Actually, ancient Native American chiefs were servant leaders in the best sense. They were usually very generous, hard working leaders, even as the New Testament in the Bible describes a leader should be! It is ironic and a literal shame that in the process of conquering them for their land, the white men who claimed to have the truth of real religion cut the native American people off from that truth through the lies and cruelty of the majority when they could have shared that truth (if htey really possessed it) with a very spiritual and often open people.
Unfortunately in some cases, the tribal leadership you see today has adopted our selfish, corrupt, self serving style of political leadership. But please bear in mind this is a product of the white man's interference, genocide and the destruction of their way of life, not their nature. This is not to say that ancient Native Americans were without fault, living in a paradise state, by no means! But in some respects they had not fallen as far from paradise as their white brothers, in other respects perhaps they had fallen more.
(In case you are wondering on what authority such broad and "judgmental" statements are made, the writer bases these statements on his understanding of history and the current situation in light of what the Bible teaches about how we should live, lead and serve.

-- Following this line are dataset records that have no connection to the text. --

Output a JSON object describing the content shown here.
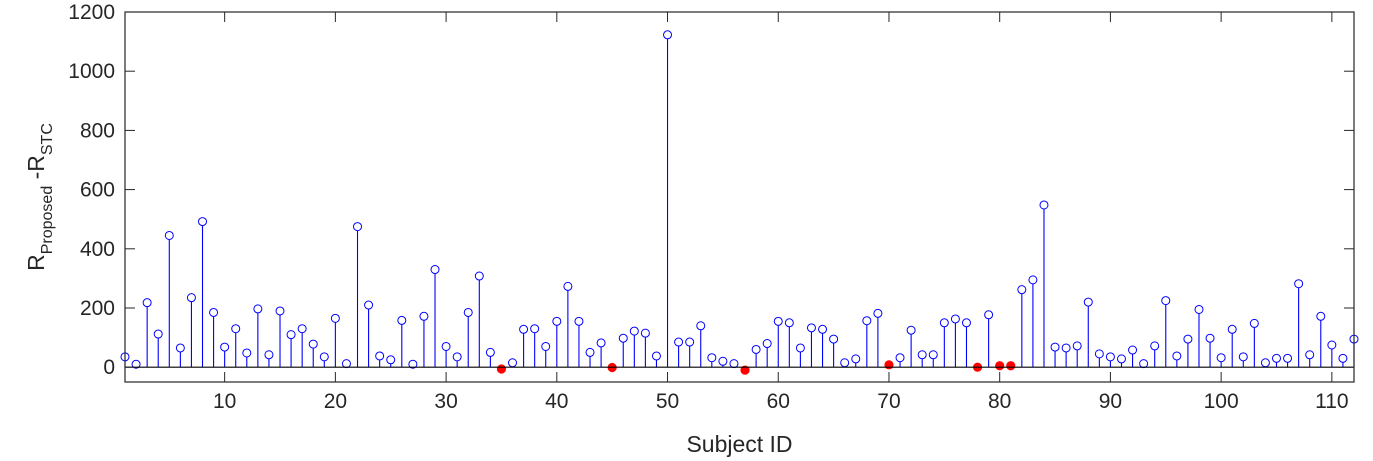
{
  "chart_data": {
    "type": "stem",
    "xlabel": "Subject ID",
    "ylabel": {
      "main_1": "R",
      "sub_1": "Proposed",
      "main_2": " -R",
      "sub_2": "STC"
    },
    "xlim": [
      1,
      112
    ],
    "ylim": [
      -50,
      1200
    ],
    "xticks": [
      10,
      20,
      30,
      40,
      50,
      60,
      70,
      80,
      90,
      100,
      110
    ],
    "yticks": [
      0,
      200,
      400,
      600,
      800,
      1000,
      1200
    ],
    "grid": false,
    "stem_color": "#0000ff",
    "negative_marker_color": "#ff0000",
    "x": [
      1,
      2,
      3,
      4,
      5,
      6,
      7,
      8,
      9,
      10,
      11,
      12,
      13,
      14,
      15,
      16,
      17,
      18,
      19,
      20,
      21,
      22,
      23,
      24,
      25,
      26,
      27,
      28,
      29,
      30,
      31,
      32,
      33,
      34,
      35,
      36,
      37,
      38,
      39,
      40,
      41,
      42,
      43,
      44,
      45,
      46,
      47,
      48,
      49,
      50,
      51,
      52,
      53,
      54,
      55,
      56,
      57,
      58,
      59,
      60,
      61,
      62,
      63,
      64,
      65,
      66,
      67,
      68,
      69,
      70,
      71,
      72,
      73,
      74,
      75,
      76,
      77,
      78,
      79,
      80,
      81,
      82,
      83,
      84,
      85,
      86,
      87,
      88,
      89,
      90,
      91,
      92,
      93,
      94,
      95,
      96,
      97,
      98,
      99,
      100,
      101,
      102,
      103,
      104,
      105,
      106,
      107,
      108,
      109,
      110,
      111,
      112
    ],
    "values": [
      35,
      10,
      218,
      112,
      445,
      65,
      235,
      492,
      185,
      68,
      130,
      48,
      197,
      42,
      190,
      110,
      130,
      78,
      35,
      165,
      12,
      475,
      210,
      38,
      25,
      158,
      10,
      172,
      330,
      70,
      35,
      185,
      308,
      50,
      -6,
      15,
      128,
      130,
      70,
      155,
      273,
      155,
      50,
      82,
      -1,
      98,
      122,
      115,
      38,
      1123,
      85,
      85,
      140,
      32,
      20,
      12,
      -10,
      60,
      80,
      155,
      150,
      65,
      133,
      128,
      95,
      15,
      28,
      157,
      182,
      8,
      32,
      125,
      42,
      42,
      150,
      163,
      150,
      0,
      177,
      5,
      5,
      262,
      295,
      548,
      68,
      65,
      72,
      220,
      45,
      35,
      28,
      58,
      12,
      72,
      225,
      38,
      95,
      195,
      98,
      32,
      128,
      35,
      148,
      15,
      30,
      30,
      282,
      42,
      172,
      75,
      30,
      95
    ]
  }
}
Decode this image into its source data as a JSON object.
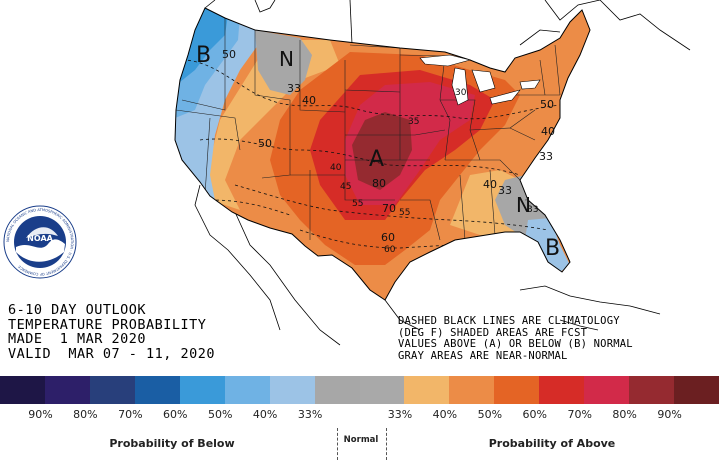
{
  "title": {
    "line1": "6-10 DAY OUTLOOK",
    "line2": "TEMPERATURE PROBABILITY",
    "line3": "MADE  1 MAR 2020",
    "line4": "VALID  MAR 07 - 11, 2020"
  },
  "notes": {
    "line1": "DASHED BLACK LINES ARE CLIMATOLOGY",
    "line2": "(DEG F) SHADED AREAS ARE FCST",
    "line3": "VALUES ABOVE (A) OR BELOW (B) NORMAL",
    "line4": "GRAY AREAS ARE NEAR-NORMAL"
  },
  "legend": {
    "colors": [
      "#1e1646",
      "#2d1f69",
      "#283f7b",
      "#1a5ea4",
      "#3a9ad9",
      "#6fb2e4",
      "#9cc3e6",
      "#a7a7a7",
      "#a9a9a9",
      "#f2b669",
      "#ec8c47",
      "#e46425",
      "#d62c27",
      "#d22a49",
      "#952a30",
      "#6b1f21"
    ],
    "ticks": [
      "90%",
      "80%",
      "70%",
      "60%",
      "50%",
      "40%",
      "33%",
      "33%",
      "40%",
      "50%",
      "60%",
      "70%",
      "80%",
      "90%"
    ],
    "below_label": "Probability of Below",
    "normal_label": "Normal",
    "above_label": "Probability of Above"
  },
  "map": {
    "category_letters": [
      "B",
      "N",
      "A",
      "N",
      "B"
    ],
    "contour_labels": [
      "50",
      "33",
      "40",
      "50",
      "40",
      "45",
      "80",
      "55",
      "70",
      "55",
      "60",
      "60",
      "40",
      "33",
      "50",
      "40",
      "33",
      "33",
      "35",
      "30"
    ],
    "colors": {
      "below_40": "#6fb2e4",
      "below_50": "#3a9ad9",
      "below_60": "#1a5ea4",
      "normal": "#a7a7a7",
      "above_40": "#f2b669",
      "above_50": "#ec8c47",
      "above_60": "#e46425",
      "above_70": "#d62c27",
      "above_80": "#d22a49",
      "above_90": "#952a30"
    }
  },
  "logo": {
    "name": "NOAA",
    "ring_text": "NATIONAL OCEANIC AND ATMOSPHERIC ADMINISTRATION · U.S. DEPARTMENT OF COMMERCE"
  }
}
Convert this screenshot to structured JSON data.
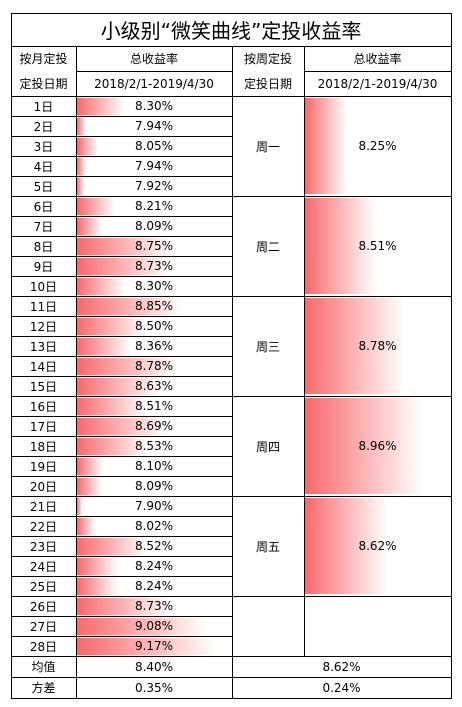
{
  "title": "小级别“微笑曲线”定投收益率",
  "header": {
    "monthly_label_line1": "按月定投",
    "monthly_label_line2": "定投日期",
    "weekly_label_line1": "按周定投",
    "weekly_label_line2": "定投日期",
    "return_label": "总收益率",
    "period": "2018/2/1-2019/4/30"
  },
  "monthly_rows": [
    {
      "day": "1日",
      "value": "8.30%",
      "rate": 8.3
    },
    {
      "day": "2日",
      "value": "7.94%",
      "rate": 7.94
    },
    {
      "day": "3日",
      "value": "8.05%",
      "rate": 8.05
    },
    {
      "day": "4日",
      "value": "7.94%",
      "rate": 7.94
    },
    {
      "day": "5日",
      "value": "7.92%",
      "rate": 7.92
    },
    {
      "day": "6日",
      "value": "8.21%",
      "rate": 8.21
    },
    {
      "day": "7日",
      "value": "8.09%",
      "rate": 8.09
    },
    {
      "day": "8日",
      "value": "8.75%",
      "rate": 8.75
    },
    {
      "day": "9日",
      "value": "8.73%",
      "rate": 8.73
    },
    {
      "day": "10日",
      "value": "8.30%",
      "rate": 8.3
    },
    {
      "day": "11日",
      "value": "8.85%",
      "rate": 8.85
    },
    {
      "day": "12日",
      "value": "8.50%",
      "rate": 8.5
    },
    {
      "day": "13日",
      "value": "8.36%",
      "rate": 8.36
    },
    {
      "day": "14日",
      "value": "8.78%",
      "rate": 8.78
    },
    {
      "day": "15日",
      "value": "8.63%",
      "rate": 8.63
    },
    {
      "day": "16日",
      "value": "8.51%",
      "rate": 8.51
    },
    {
      "day": "17日",
      "value": "8.69%",
      "rate": 8.69
    },
    {
      "day": "18日",
      "value": "8.53%",
      "rate": 8.53
    },
    {
      "day": "19日",
      "value": "8.10%",
      "rate": 8.1
    },
    {
      "day": "20日",
      "value": "8.09%",
      "rate": 8.09
    },
    {
      "day": "21日",
      "value": "7.90%",
      "rate": 7.9
    },
    {
      "day": "22日",
      "value": "8.02%",
      "rate": 8.02
    },
    {
      "day": "23日",
      "value": "8.52%",
      "rate": 8.52
    },
    {
      "day": "24日",
      "value": "8.24%",
      "rate": 8.24
    },
    {
      "day": "25日",
      "value": "8.24%",
      "rate": 8.24
    },
    {
      "day": "26日",
      "value": "8.73%",
      "rate": 8.73
    },
    {
      "day": "27日",
      "value": "9.08%",
      "rate": 9.08
    },
    {
      "day": "28日",
      "value": "9.17%",
      "rate": 9.17
    }
  ],
  "weekly_rows": [
    {
      "day": "周一",
      "value": "8.25%",
      "rate": 8.25
    },
    {
      "day": "周二",
      "value": "8.51%",
      "rate": 8.51
    },
    {
      "day": "周三",
      "value": "8.78%",
      "rate": 8.78
    },
    {
      "day": "周四",
      "value": "8.96%",
      "rate": 8.96
    },
    {
      "day": "周五",
      "value": "8.62%",
      "rate": 8.62
    }
  ],
  "summary": {
    "mean_label": "均值",
    "mean_monthly": "8.40%",
    "mean_weekly": "8.62%",
    "variance_label": "方差",
    "variance_monthly": "0.35%",
    "variance_weekly": "0.24%"
  },
  "colors": {
    "bar_start": "#f8696b",
    "bar_end": "#ffffff"
  }
}
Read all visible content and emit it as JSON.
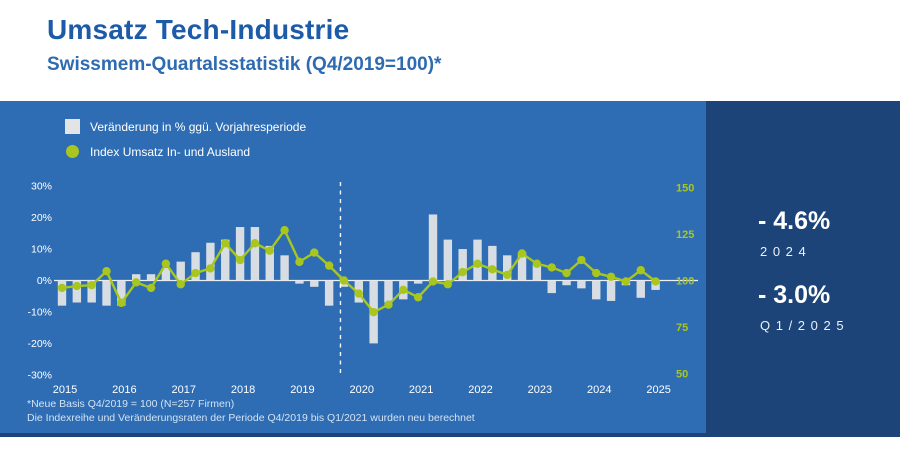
{
  "header": {
    "title": "Umsatz Tech-Industrie",
    "subtitle": "Swissmem-Quartalsstatistik (Q4/2019=100)*"
  },
  "legend": {
    "bar_label": "Veränderung in % ggü. Vorjahresperiode",
    "line_label": "Index Umsatz In- und Ausland"
  },
  "side_panel": {
    "stat1_value": "- 4.6%",
    "stat1_period": "2 0 2 4",
    "stat2_value": "- 3.0%",
    "stat2_period": "Q 1 / 2 0 2 5"
  },
  "footnotes": {
    "line1": "*Neue Basis Q4/2019 = 100 (N=257 Firmen)",
    "line2": "Die Indexreihe und Veränderungsraten der Periode Q4/2019 bis Q1/2021 wurden neu berechnet"
  },
  "colors": {
    "band_blue": "#2e6db4",
    "panel_navy": "#1d4478",
    "title_blue": "#1d5ba8",
    "accent_green": "#a8c61d",
    "bar_gray": "#e2e4e6",
    "axis_white": "#ffffff",
    "footnote_text": "#d3e3f4"
  },
  "chart_data": {
    "type": "bar+line",
    "title": "Umsatz Tech-Industrie, Swissmem-Quartalsstatistik (Q4/2019=100)",
    "x_years": [
      "2015",
      "2016",
      "2017",
      "2018",
      "2019",
      "2020",
      "2021",
      "2022",
      "2023",
      "2024",
      "2025"
    ],
    "quarters": [
      "2015-Q1",
      "2015-Q2",
      "2015-Q3",
      "2015-Q4",
      "2016-Q1",
      "2016-Q2",
      "2016-Q3",
      "2016-Q4",
      "2017-Q1",
      "2017-Q2",
      "2017-Q3",
      "2017-Q4",
      "2018-Q1",
      "2018-Q2",
      "2018-Q3",
      "2018-Q4",
      "2019-Q1",
      "2019-Q2",
      "2019-Q3",
      "2019-Q4",
      "2020-Q1",
      "2020-Q2",
      "2020-Q3",
      "2020-Q4",
      "2021-Q1",
      "2021-Q2",
      "2021-Q3",
      "2021-Q4",
      "2022-Q1",
      "2022-Q2",
      "2022-Q3",
      "2022-Q4",
      "2023-Q1",
      "2023-Q2",
      "2023-Q3",
      "2023-Q4",
      "2024-Q1",
      "2024-Q2",
      "2024-Q3",
      "2024-Q4",
      "2025-Q1"
    ],
    "series": [
      {
        "name": "Veränderung in % ggü. Vorjahresperiode",
        "type": "bar",
        "axis": "left",
        "unit": "%",
        "values": [
          -8,
          -7,
          -7,
          -8,
          -8,
          2,
          2,
          4,
          6,
          9,
          12,
          13,
          17,
          17,
          11,
          8,
          -1,
          -2,
          -8,
          -2,
          -7,
          -20,
          -7,
          -6,
          -1,
          21,
          13,
          10,
          13,
          11,
          8,
          9,
          5,
          -4,
          -1.5,
          -2.5,
          -6,
          -6.5,
          -1.5,
          -5.5,
          -3
        ]
      },
      {
        "name": "Index Umsatz In- und Ausland",
        "type": "line",
        "axis": "right",
        "values": [
          96,
          97,
          97.5,
          105,
          88,
          99,
          96,
          109,
          98,
          104,
          106.5,
          120,
          111,
          120,
          116,
          127,
          110,
          115,
          108,
          100,
          93,
          83,
          87,
          95,
          91,
          99.5,
          98,
          104.5,
          109,
          106,
          103,
          114.5,
          109,
          107,
          104,
          111,
          104,
          102,
          99.5,
          105.5,
          99.5
        ]
      }
    ],
    "left_axis": {
      "ticks": [
        30,
        20,
        10,
        0,
        -10,
        -20,
        -30
      ],
      "suffix": "%",
      "range": [
        -30,
        30
      ]
    },
    "right_axis": {
      "ticks": [
        150,
        125,
        100,
        75,
        50
      ],
      "range": [
        50,
        150
      ]
    },
    "annotations": {
      "dashed_line_at": "2019-Q4",
      "dashed_line_note": "Neue Basis Q4/2019 = 100"
    },
    "grid": "zero-line-only",
    "legend_position": "top-left"
  }
}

Americans today are afraid to judge anything, but God commands us to use "good judgment" to discern good and evil.)
Today, though living on the same continent and both groups facing many of the same challenges, many reservations also face numerous other social, cultural and economic challenges that are foreign to most of us and would be shocking if mainstream America knew their plight.
The saying also is used to point out work forces or projects with conflicting leadership because no one person is in charge, I did not mean it in that sense, but rather in the sense that we have too much leadership and not enough workers to get the job done.